The head is in focus but even the back of the colt is starting to blur, it draws your eye to the part in focus.










And yes, he does have teeth now…


----------



## GregH (May 15, 2008)

Thank you I will give it a try, Just need more time in the day.


----------



## chrisstef (Mar 3, 2010)

Greg great changes to the site .. i think it flows really well. Id love to read more about your blacksmithing, that could be another great addition to the site as well. Knowing that something is totally hand crafted using those techniques is awesome. Keep up the work im sure itll pay off for you.


----------



## GregH (May 15, 2008)

Thank you all for your input, it has been a great help.


----------



## Puzzleman (May 4, 2010)

Greg, the site looks very good. Much improved. Not to nitpick but I saw some spelling errors.
1. The picture of the Angel Oak is labeled as Angle Oak. (I transpose a lot of the time, also)
2. The name of the creek that you hike for the walnut trees should be capitalized.
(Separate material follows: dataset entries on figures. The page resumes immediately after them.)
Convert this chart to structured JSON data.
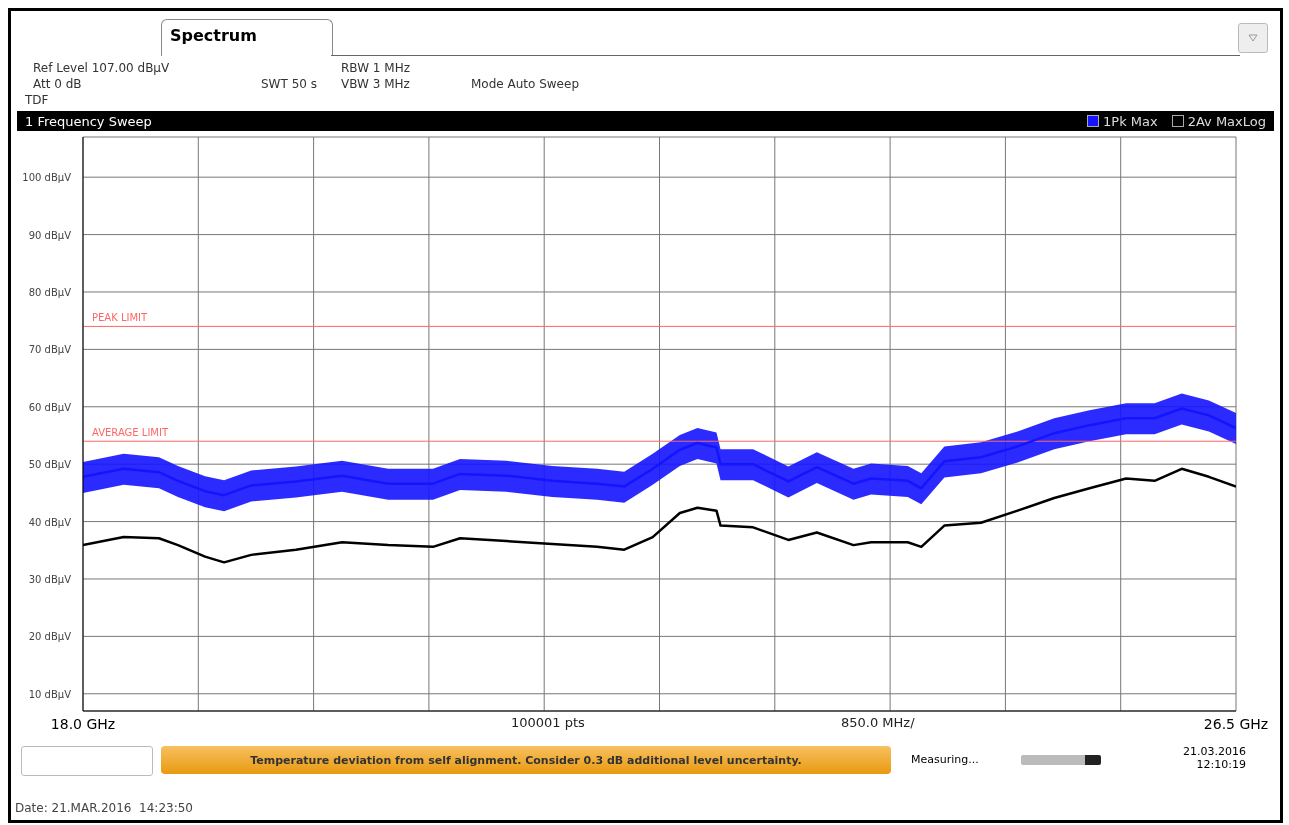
{
  "chart_data": {
    "type": "line",
    "title": "1 Frequency Sweep",
    "annotations": [
      "Spectrum",
      "Ref Level 107.00 dBµV",
      "Att 0 dB",
      "SWT 50 s",
      "RBW 1 MHz",
      "VBW 3 MHz",
      "Mode Auto Sweep",
      "TDF",
      "100001 pts",
      "850.0 MHz/",
      "Temperature deviation from self alignment. Consider 0.3 dB additional level uncertainty.",
      "Measuring...",
      "21.03.2016 12:10:19",
      "Date: 21.MAR.2016  14:23:50"
    ],
    "x": [
      18.0,
      18.3,
      18.56,
      18.7,
      18.9,
      19.04,
      19.24,
      19.57,
      19.91,
      20.25,
      20.58,
      20.78,
      21.12,
      21.46,
      21.79,
      21.99,
      22.2,
      22.4,
      22.53,
      22.67,
      22.7,
      22.94,
      23.2,
      23.41,
      23.68,
      23.81,
      24.08,
      24.18,
      24.35,
      24.62,
      24.89,
      25.16,
      25.42,
      25.69,
      25.9,
      26.1,
      26.3,
      26.5
    ],
    "series": [
      {
        "name": "1Pk Max",
        "color": "#1414ff",
        "values": [
          47.8,
          49.2,
          48.6,
          47.1,
          45.3,
          44.6,
          46.3,
          47.0,
          48.0,
          46.6,
          46.6,
          48.3,
          48.0,
          47.1,
          46.6,
          46.1,
          49.2,
          52.5,
          53.7,
          52.9,
          50.0,
          50.0,
          47.0,
          49.5,
          46.6,
          47.5,
          47.1,
          45.8,
          50.5,
          51.2,
          53.1,
          55.4,
          56.8,
          58.0,
          58.0,
          59.7,
          58.5,
          56.3
        ],
        "lower": [
          45.0,
          46.4,
          45.8,
          44.3,
          42.5,
          41.8,
          43.5,
          44.2,
          45.2,
          43.8,
          43.8,
          45.5,
          45.2,
          44.3,
          43.8,
          43.3,
          46.4,
          49.7,
          50.9,
          50.1,
          47.2,
          47.2,
          44.2,
          46.7,
          43.8,
          44.7,
          44.3,
          43.0,
          47.7,
          48.4,
          50.3,
          52.6,
          54.0,
          55.2,
          55.2,
          56.9,
          55.7,
          53.5
        ],
        "upper": [
          50.4,
          51.8,
          51.2,
          49.7,
          47.9,
          47.2,
          48.9,
          49.6,
          50.6,
          49.2,
          49.2,
          50.9,
          50.6,
          49.7,
          49.2,
          48.7,
          51.8,
          55.1,
          56.3,
          55.5,
          52.6,
          52.6,
          49.6,
          52.1,
          49.2,
          50.1,
          49.7,
          48.4,
          53.1,
          53.8,
          55.7,
          58.0,
          59.4,
          60.6,
          60.6,
          62.3,
          61.1,
          58.9
        ]
      },
      {
        "name": "2Av MaxLog",
        "color": "#000000",
        "values": [
          35.9,
          37.3,
          37.1,
          35.9,
          33.9,
          32.9,
          34.2,
          35.1,
          36.4,
          35.9,
          35.6,
          37.1,
          36.6,
          36.1,
          35.6,
          35.1,
          37.3,
          41.5,
          42.4,
          41.9,
          39.3,
          39.0,
          36.8,
          38.1,
          35.9,
          36.4,
          36.4,
          35.6,
          39.3,
          39.8,
          41.9,
          44.1,
          45.8,
          47.5,
          47.1,
          49.2,
          47.8,
          46.1
        ]
      }
    ],
    "xlim": [
      18.0,
      26.5
    ],
    "xticks": [
      {
        "value": 18.0,
        "label": "18.0 GHz"
      },
      {
        "value": 18.85,
        "label": null
      },
      {
        "value": 19.7,
        "label": null
      },
      {
        "value": 20.55,
        "label": null
      },
      {
        "value": 21.4,
        "label": null
      },
      {
        "value": 22.25,
        "label": null
      },
      {
        "value": 23.1,
        "label": null
      },
      {
        "value": 23.95,
        "label": null
      },
      {
        "value": 24.8,
        "label": null
      },
      {
        "value": 25.65,
        "label": null
      },
      {
        "value": 26.5,
        "label": "26.5 GHz"
      }
    ],
    "ylim": [
      7,
      107
    ],
    "yticks": [
      {
        "value": 10,
        "label": "10 dBµV"
      },
      {
        "value": 20,
        "label": "20 dBµV"
      },
      {
        "value": 30,
        "label": "30 dBµV"
      },
      {
        "value": 40,
        "label": "40 dBµV"
      },
      {
        "value": 50,
        "label": "50 dBµV"
      },
      {
        "value": 60,
        "label": "60 dBµV"
      },
      {
        "value": 70,
        "label": "70 dBµV"
      },
      {
        "value": 80,
        "label": "80 dBµV"
      },
      {
        "value": 90,
        "label": "90 dBµV"
      },
      {
        "value": 100,
        "label": "100 dBµV"
      }
    ],
    "ref_lines": [
      {
        "axis": "y",
        "value": 74,
        "label": "PEAK LIMIT",
        "color": "#ff6666"
      },
      {
        "axis": "y",
        "value": 54,
        "label": "AVERAGE LIMIT",
        "color": "#ff6666"
      }
    ],
    "grid": true,
    "legend": "top right",
    "marker": "none",
    "line_style": "solid"
  }
}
Other than that, I like the site very much.


----------



## GregH (May 15, 2008)

Thank you, still a work in progress.


----------



## Kjuly (May 28, 2009)

Hello Greg,
In my opinion there will always be room for tweaking a web site as products evolve,added or deleted. In other words the wed site will never truly be finished. As you say it's a work in progress and not an abundance of time to work on it, something we are all faced with.
As you make these changes keep in mind your goal of " how to build your ranking for natural web searches".
One mistake I made was thinking that a picture of my work is all that I needed but the search engines don't recognize pictures as a search item. They find pictures by the text attached to them. The solution it to label your pictures with searchable text, keeping in mind the relevancy of the information. The challenge is doing this without being too wordy or confusing. I don't think "wordy" is a real word. *)* 
Link building adds validity for the search engines and boosts your ranking. Posting on forums ,like your are doing here, will improve your ranking. FaceBook, Twitter and all of the social media sites help build your presences on the web but remember to always add you web site to your signature line.
Each step is a small piece of the puzzle.
I think that is cool to mix your different skills to produce beautiful tables.
Good Luck
Keith
Good Luck


----------